Botkin goes on to provide examples of significant environmental changes that are not due to the earth's air temperature. He bemoans his colleagues obsession with raising consciousness on the subject at any cost,

"My concern is that we may be moving away from an irrational lack of concern about climate change to an equally irrational panic about it.
Many of my colleagues ask, "What's the problem? Hasn't it been a good thing to raise public concern?" The problem is that in this panic we are going to spend our money unwisely, we will take actions that are counterproductive, and we will fail to do many of those things that will benefit the environment and ourselves."


When someone who is both a scientist and an environmentalist holds these views, you know the global warming craze has gone too far.

Monday, October 22, 2007

Ethanol's Water Problems

Last Wednesday's Wall Street Journal's main editorial was entitled "Ethanol's Water Shortage." That title says it all.

It turns out that a Cornell ecology professor has determined that each gallon of ethanol requires 1,700 gallons of water.

As a result, Kansas and Nebraska are near a lawsuit over water rights. A North Dakota ethanol plant application was withdrawn when, according to the Journal,

"it became clear that the plant's million-gallon-a-day appetite would drain too much from a local aquifer."

Another method of measuring various energy sources, power density, finds oil to be more efficient than, say, solar, because it merely requires a hole in the ground, rather than acres of panels.

Solar power, which is 1,000 less dense than oil, is still 10x denser than ethanol. Peter Huber, of the Manhattan Institute,

"predicts a world-wide leveling of forestland as farmers turn vegetation into fuel,"

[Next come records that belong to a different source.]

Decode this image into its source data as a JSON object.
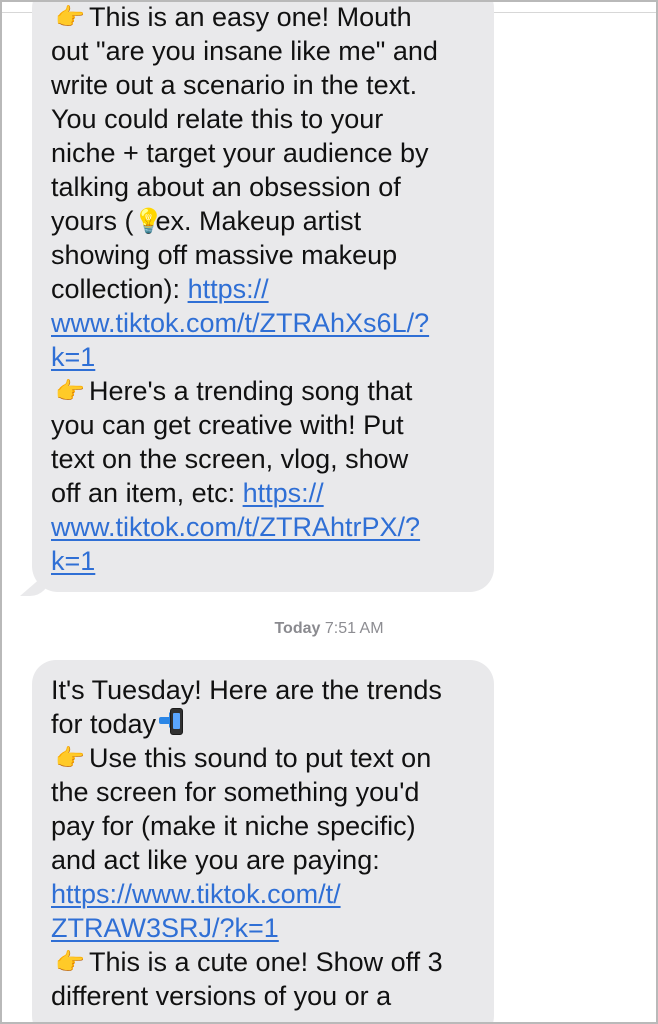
{
  "messages": [
    {
      "lines": [
        {
          "emoji": "👉",
          "text": "This is an easy one! Mouth"
        },
        {
          "text": "out \"are you insane like me\" and"
        },
        {
          "text": "write out a scenario in the text."
        },
        {
          "text": "You could relate this to your"
        },
        {
          "text": "niche + target your audience by"
        },
        {
          "text": "talking about an obsession of"
        },
        {
          "text_before": "yours (",
          "emoji": "💡",
          "text_after": "ex. Makeup artist"
        },
        {
          "text": "showing off massive makeup"
        },
        {
          "text": "collection): ",
          "link": "https://"
        },
        {
          "link": "www.tiktok.com/t/ZTRAhXs6L/?"
        },
        {
          "link": "k=1"
        },
        {
          "emoji": "👉",
          "text": "Here's a trending song that"
        },
        {
          "text": "you can get creative with! Put"
        },
        {
          "text": "text on the screen, vlog, show"
        },
        {
          "text": "off an item, etc: ",
          "link": "https://"
        },
        {
          "link": "www.tiktok.com/t/ZTRAhtrPX/?"
        },
        {
          "link": "k=1"
        }
      ]
    },
    {
      "timestamp": {
        "day": "Today",
        "time": "7:51 AM"
      }
    },
    {
      "lines": [
        {
          "text": "It's Tuesday! Here are the trends"
        },
        {
          "text": "for today",
          "icon": "mobile-phone-with-arrow-icon"
        },
        {
          "emoji": "👉",
          "text": "Use this sound to put text on"
        },
        {
          "text": "the screen for something you'd"
        },
        {
          "text": "pay for (make it niche specific)"
        },
        {
          "text": "and act like you are paying:"
        },
        {
          "link": "https://www.tiktok.com/t/"
        },
        {
          "link": "ZTRAW3SRJ/?k=1"
        },
        {
          "emoji": "👉",
          "text": "This is a cute one! Show off 3"
        },
        {
          "text": "different versions of you or a"
        }
      ]
    }
  ],
  "colors": {
    "bubble": "#e9e9eb",
    "link": "#2f6fd5",
    "timestamp": "#8d8d92",
    "background": "#ffffff"
  },
  "icons": [
    "backhand-index-pointing-right-icon",
    "light-bulb-icon",
    "mobile-phone-with-arrow-icon"
  ]
}
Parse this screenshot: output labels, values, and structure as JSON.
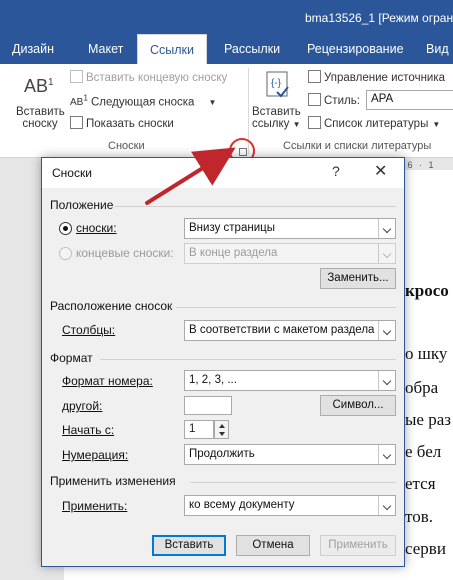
{
  "window": {
    "title": "bma13526_1 [Режим огран"
  },
  "tabs": [
    {
      "label": "Дизайн"
    },
    {
      "label": "Макет"
    },
    {
      "label": "Ссылки",
      "active": true
    },
    {
      "label": "Рассылки"
    },
    {
      "label": "Рецензирование"
    },
    {
      "label": "Вид"
    }
  ],
  "ribbon": {
    "footnotes": {
      "insert_footnote_icon": "AB",
      "insert_footnote_sup": "1",
      "insert_footnote_line1": "Вставить",
      "insert_footnote_line2": "сноску",
      "insert_endnote": "Вставить концевую сноску",
      "next_footnote_icon": "AB",
      "next_footnote_sup": "1",
      "next_footnote": "Следующая сноска",
      "show_notes": "Показать сноски",
      "group_label": "Сноски"
    },
    "citations": {
      "insert_citation_line1": "Вставить",
      "insert_citation_line2": "ссылку",
      "manage_sources": "Управление источника",
      "style_label": "Стиль:",
      "style_value": "APA",
      "bibliography": "Список литературы",
      "group_label": "Ссылки и списки литературы"
    }
  },
  "document": {
    "lines": [
      "кросо",
      "о шку",
      "обра",
      "ые раз",
      "е бел",
      "ется",
      "тов.",
      "серви"
    ],
    "ruler": "· 6 · 1"
  },
  "dialog": {
    "title": "Сноски",
    "help": "?",
    "close": "✕",
    "position": {
      "section_title": "Положение",
      "footnotes_label": "сноски:",
      "footnotes_value": "Внизу страницы",
      "endnotes_label": "концевые сноски:",
      "endnotes_value": "В конце раздела",
      "convert_button": "Заменить..."
    },
    "layout": {
      "section_title": "Расположение сносок",
      "columns_label": "Столбцы:",
      "columns_value": "В соответствии с макетом раздела"
    },
    "format": {
      "section_title": "Формат",
      "number_format_label": "Формат номера:",
      "number_format_value": "1, 2, 3, ...",
      "custom_mark_label": "другой:",
      "custom_mark_value": "",
      "symbol_button": "Символ...",
      "start_at_label": "Начать с:",
      "start_at_value": "1",
      "numbering_label": "Нумерация:",
      "numbering_value": "Продолжить"
    },
    "apply": {
      "section_title": "Применить изменения",
      "apply_to_label": "Применить:",
      "apply_to_value": "ко всему документу"
    },
    "buttons": {
      "insert": "Вставить",
      "cancel": "Отмена",
      "apply": "Применить"
    }
  },
  "colors": {
    "accent": "#2b579a",
    "annotation_arrow": "#c0272d"
  }
}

according to the Journal article. Even worse, the article cite two scientists, Renton Righelato and Dominick Spracklen, who wrote in Science magazine,

"in order to replace just 10% of gasoline and diesel consumption, the US would need to convert a full 43% of its cropland to ethanol production. The alternative approach- clearing wilderness- would mean more greenhouse gases in the atmosphere than simply sticking with gasoline, because the CO2-munching trees cut down to make way for King Ethanol absorb more emissions than ethanol saves."

But, wait! Wasn't greenhouse gases and carbon footprints why we are going from oil to ethanol in the first place?

Let's hope, as the Journal editorial notes, that Congress figures this out before the last, big ethanol legislation pushes through. It's just too awful to contemplate- water shortages, more CO2, runoff, water pollution, higher food prices, etc. All in the name of replacing a very efficient fuel source- oil.